Michael (not his actual name) is a former Military Police Corps officer and paratrooper who served at Fort Bragg, N.C., the destination for the elite Army Rangers and Special Forces. According to Michael:
“Being that I graduated from airborne school, and being surrounded by hyper masculine men and never feeling I could compare to them, ever, it was a nightmare. A lot of gay men share that experience, because we just feel different than [straight servicemen]. I felt isolated. I would go into my barracks room, which I didn't share with anyone, and just sit with myself, after duty. It was a very lonely time for me.”
The ready availability of alcohol within the military worsens this crisis because it makes it all too easy for a problem drinker to escalate into chronic alcoholism or, in Michael's case, venture off post to find friends with a similar dependency for cocaine.
“My anxiety about being gay in the military, and being found out, became so bad that I remember drinking wine at breakfast to calm my nerves before showing up for duty,” Michael says.
It is this very fear that can make the repeal of "don't ask, don't tell" a triumph in name only.
On top of all the machismo, transgender status and related medical diagnoses will automatically prevent an applicant from joining the service and, for actively serving military personnel, are cause for dismissal. The Army even lists gender identity disorder alongside voyeurism, exhibitionism, paraphilia, and even factitious disorders as a “disorder of impulse control” that warrants an administrative discharge.
For an LGBT service member battling addiction, this fear of job loss or social exclusion is a strong barrier to seeking treatment, requesting help, or speaking privately with a commanding officer. This situation makes returning to private life extremely difficult, to say the least.
"You're no longer under any supervision," Michael says. "So, for someone who enters the military right out of high school, you have no sense about the right to live your own life. I still needed someone to tell me when to suit up and show up because I never learned how to do those things for myself."
This disclosure comes with several alarming statistics, which, when paired with my conversations with Michael, reveal how difficult the transition is from military activity to civilian life. For example, in Los Angeles alone, 36.8 percent of post-9/11 veterans have had suicidal thoughts, and need psychiatric help. Michael's experiences are not an aberration; they are, sadly, the norm for a great many LGBT soldiers, sailors, Marines, and pilots. Their stories must not go unnoticed because veterans have an opportunity to help shape the largest VA campus in the nation.
The West L.A. VA campus is, thankfully, working to evolve and update its treatment policies, and many are using the hashtag #VATheRightWay to suggest specific changes.

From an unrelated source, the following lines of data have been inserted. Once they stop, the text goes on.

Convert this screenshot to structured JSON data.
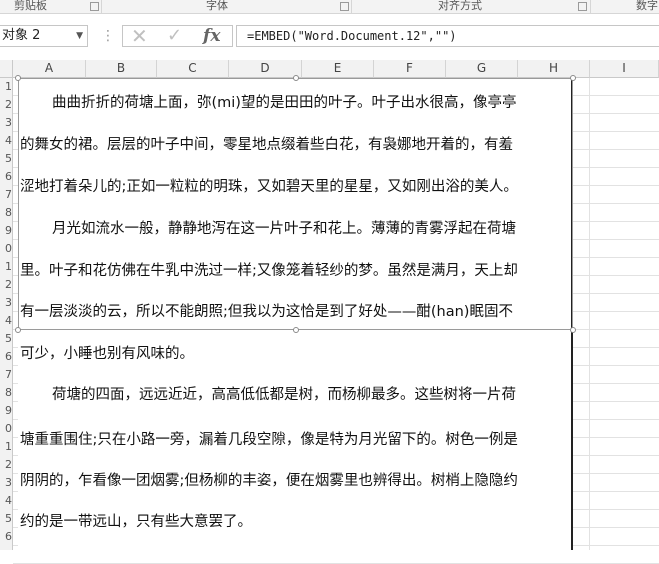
{
  "ribbon": {
    "groups": [
      "剪贴板",
      "字体",
      "对齐方式",
      "数字"
    ]
  },
  "formula_bar": {
    "name_box": "对象 2",
    "formula": "=EMBED(\"Word.Document.12\",\"\")",
    "cancel_label": "✕",
    "enter_label": "✓",
    "fx_label": "fx"
  },
  "columns": [
    "A",
    "B",
    "C",
    "D",
    "E",
    "F",
    "G",
    "H",
    "I"
  ],
  "row_numbers": [
    "1",
    "2",
    "3",
    "4",
    "5",
    "6",
    "7",
    "8",
    "9",
    "0",
    "1",
    "2",
    "3",
    "4",
    "5",
    "6",
    "7",
    "8",
    "9",
    "0",
    "1",
    "2",
    "3",
    "4",
    "5",
    "6",
    "7"
  ],
  "document": {
    "lines": [
      "曲曲折折的荷塘上面，弥(mi)望的是田田的叶子。叶子出水很高，像亭亭",
      "的舞女的裙。层层的叶子中间，零星地点缀着些白花，有袅娜地开着的，有羞",
      "涩地打着朵儿的;正如一粒粒的明珠，又如碧天里的星星，又如刚出浴的美人。",
      "月光如流水一般，静静地泻在这一片叶子和花上。薄薄的青雾浮起在荷塘",
      "里。叶子和花仿佛在牛乳中洗过一样;又像笼着轻纱的梦。虽然是满月，天上却",
      "有一层淡淡的云，所以不能朗照;但我以为这恰是到了好处——酣(han)眠固不",
      "可少，小睡也别有风味的。",
      "荷塘的四面，远远近近，高高低低都是树，而杨柳最多。这些树将一片荷",
      "塘重重围住;只在小路一旁，漏着几段空隙，像是特为月光留下的。树色一例是",
      "阴阴的，乍看像一团烟雾;但杨柳的丰姿，便在烟雾里也辨得出。树梢上隐隐约",
      "约的是一带远山，只有些大意罢了。"
    ]
  }
}
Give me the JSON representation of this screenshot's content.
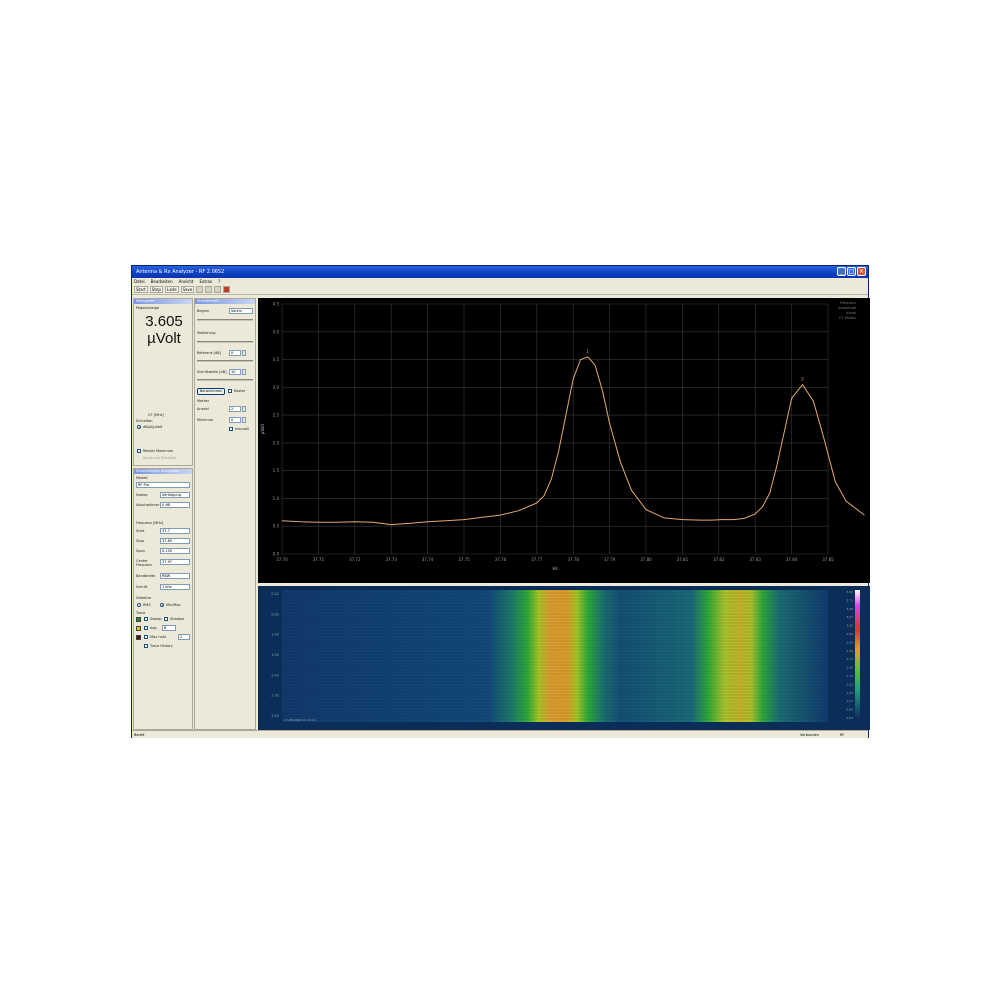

LGBT veterans, particularly those battling addiction, must join this conversation, or have their friends and family do so on their behalf. Awareness of this plight is the first step toward honoring the brave and selfless sacrifices of these veterans. If #VATheRightWay achieves its goals, and if this expansion embraces LGBT veterans with respect and dignity, then we can help turn the tide of veteran addiction — for every American, gay or straight. That is a victory La Fuente Hollywood Treatment Center will cheer.